Is there assigned seating? If it's not single class seating who gets the better seats?
Do they still do the same safety briefing or show the same video?
There's usually no security check, right?
Does Delta give out Biscoff cookies still? Can any Delta pilot of FA attempt to work one of these flights?
Gillbilly, everything GalaxyFlyer mentioned above.
Just a few additions, with the disclaimer that my experience with charters is limited to: 1) major U.S. air carrier; 2) charters involving NBA and NHL teams.
Our charter aircraft are divided into two cabins: the forward cabin has about twenty seats. On the left side of the aircraft are two tables and at each table there are two forward facing seats and two aft facing seats on each side of the table. Across the aisle are four individual "first class / business class" style seats.
In the aft cabin are the remaining seats--30 or so--all first class/business class type of seats.

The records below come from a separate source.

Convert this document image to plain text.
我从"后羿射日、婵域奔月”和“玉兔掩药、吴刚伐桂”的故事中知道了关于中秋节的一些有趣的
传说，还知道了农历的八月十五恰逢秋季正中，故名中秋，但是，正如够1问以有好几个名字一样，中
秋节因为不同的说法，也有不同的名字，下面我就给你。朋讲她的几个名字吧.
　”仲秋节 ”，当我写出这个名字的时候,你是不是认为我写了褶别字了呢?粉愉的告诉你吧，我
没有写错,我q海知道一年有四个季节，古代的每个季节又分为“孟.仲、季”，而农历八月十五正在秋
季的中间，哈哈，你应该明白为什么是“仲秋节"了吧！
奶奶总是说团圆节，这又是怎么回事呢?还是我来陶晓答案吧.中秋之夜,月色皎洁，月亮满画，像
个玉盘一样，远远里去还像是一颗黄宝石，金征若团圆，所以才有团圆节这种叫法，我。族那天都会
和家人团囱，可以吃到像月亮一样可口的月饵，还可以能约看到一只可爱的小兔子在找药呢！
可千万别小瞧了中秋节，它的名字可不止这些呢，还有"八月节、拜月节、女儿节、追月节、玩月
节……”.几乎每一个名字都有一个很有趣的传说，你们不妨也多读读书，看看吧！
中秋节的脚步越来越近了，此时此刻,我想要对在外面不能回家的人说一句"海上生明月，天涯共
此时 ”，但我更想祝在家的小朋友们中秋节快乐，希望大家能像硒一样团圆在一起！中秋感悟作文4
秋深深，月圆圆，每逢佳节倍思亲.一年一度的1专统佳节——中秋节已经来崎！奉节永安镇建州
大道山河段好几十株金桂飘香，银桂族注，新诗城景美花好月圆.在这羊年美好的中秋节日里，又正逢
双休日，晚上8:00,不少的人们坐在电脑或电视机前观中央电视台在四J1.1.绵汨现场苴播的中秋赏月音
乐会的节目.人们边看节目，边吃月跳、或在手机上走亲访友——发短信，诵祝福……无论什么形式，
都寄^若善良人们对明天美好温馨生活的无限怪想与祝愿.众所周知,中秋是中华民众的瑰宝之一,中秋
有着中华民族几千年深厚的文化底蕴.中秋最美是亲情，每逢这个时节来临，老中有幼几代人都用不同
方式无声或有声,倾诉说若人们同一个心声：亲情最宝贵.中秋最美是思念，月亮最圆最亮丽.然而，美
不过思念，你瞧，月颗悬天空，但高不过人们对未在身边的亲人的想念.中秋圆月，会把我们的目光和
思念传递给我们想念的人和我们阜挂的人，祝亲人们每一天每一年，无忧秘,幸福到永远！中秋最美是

There is also a table near the back of the aircraft with forward and aft facing seats (the players occasionally like to play cards) and there is also a table in the center of the rear cabin where food is set out . . . more on that later.
With regard to your question, "who gets the better seats?" HaHa . . . the owner and the coaches, of course! There is no assigned seating, but the players are aware that the forward and aft facing seats with the tables in the forward cabin, as well as the few individual seats in the forward cabin are for the owner, the coaches, and team management personnel. The players take the seats in the aft cabin--still very nice seats, roomy, and comfortable.
"Do they still do the same safety briefing or show the same video?" Like GalaxyFlyer mentioned, yes, that is mandated by the FAA. But, we do not make any other announcements--they don't care about flying time, weather, or how the ride is going to be. From the flight deck, the only PAs we make are "Flight Attendants prepare for departure/arrival" as appropriate or a seat belt advisory if it gets turbulent.
"Does Delta give out Biscoff cookies still?" Well, all the catering is ordered and set up by the customer--in this case the NBA or NHL team chartering the aircraft. It varies greatly, depending on time of day and length of the flight, but just as an example I have seen main course dishes--hot entrees--such as beef tenderloin with potatoes and broccoli, or chicken with rice and mixed vegetables. In one instance the owner always wanted hamburgers after the game and so that was provisioned as well. Also, since some players won't want a full meal, they will also cater peanut butter and jelly sandwiches, turkey sandwiches, chips, fruit (usually apples and bananas), vegetable trays, granola bars, energy bars, sodas, coffee, tea, water, sports drinks, etc. Most of the hot items are delivered to the aircraft in aluminum pans that can be easily heated and the catering folks also provided high quality disposable plates to make clean-up easier. In general, the flight attendants serve the owner and staff up front and set out the other items on tables in the aft cabin during the flight so the players can help themselves to as much as they want.
From what I have experienced, the amount of food catered on NBA and NHL charters is ENORMOUS!
GalaxyFlyer, reference your comment, "I’d guess fairly senior."
You would think that would be the case, but not necessarily so. Personally, I generally peruse the bid package for charter trips and bid for them because I think they add a certain amount of variety to an otherwise routine month. However, I know there are quite a few pilots--some senior--who intentionally avoid them because they don't like some of the "back-of-the-clock" flying. Not all the flights are late night, of course, but a typical charter segment might be to take an NBA team after the game from Dallas to New Orleans from say 2300 - 0030, then ferry the aircraft empty up to Newark 0130 - 0530 for the aircraft's next charter assignment.
Because the sports charters are high value trips for the company, in addition to the pilots and flight attendants, we always
carry a "charter coordinator" with us. The pilots and FAs may change over every couple of flights but the coordinator stays with the team for the duration of the trip and simply makes sure everything goes according to schedule and troubleshoots any problems. Also, if any destination is "off-line" (Pontiac, Michigan--KPTK--for example), the company may put a mechanic aboard as well.
I think charter operations are enjoyable. During a regular month where just about everything is a "scheduled" operation, charter ops add something "different" and "interesting."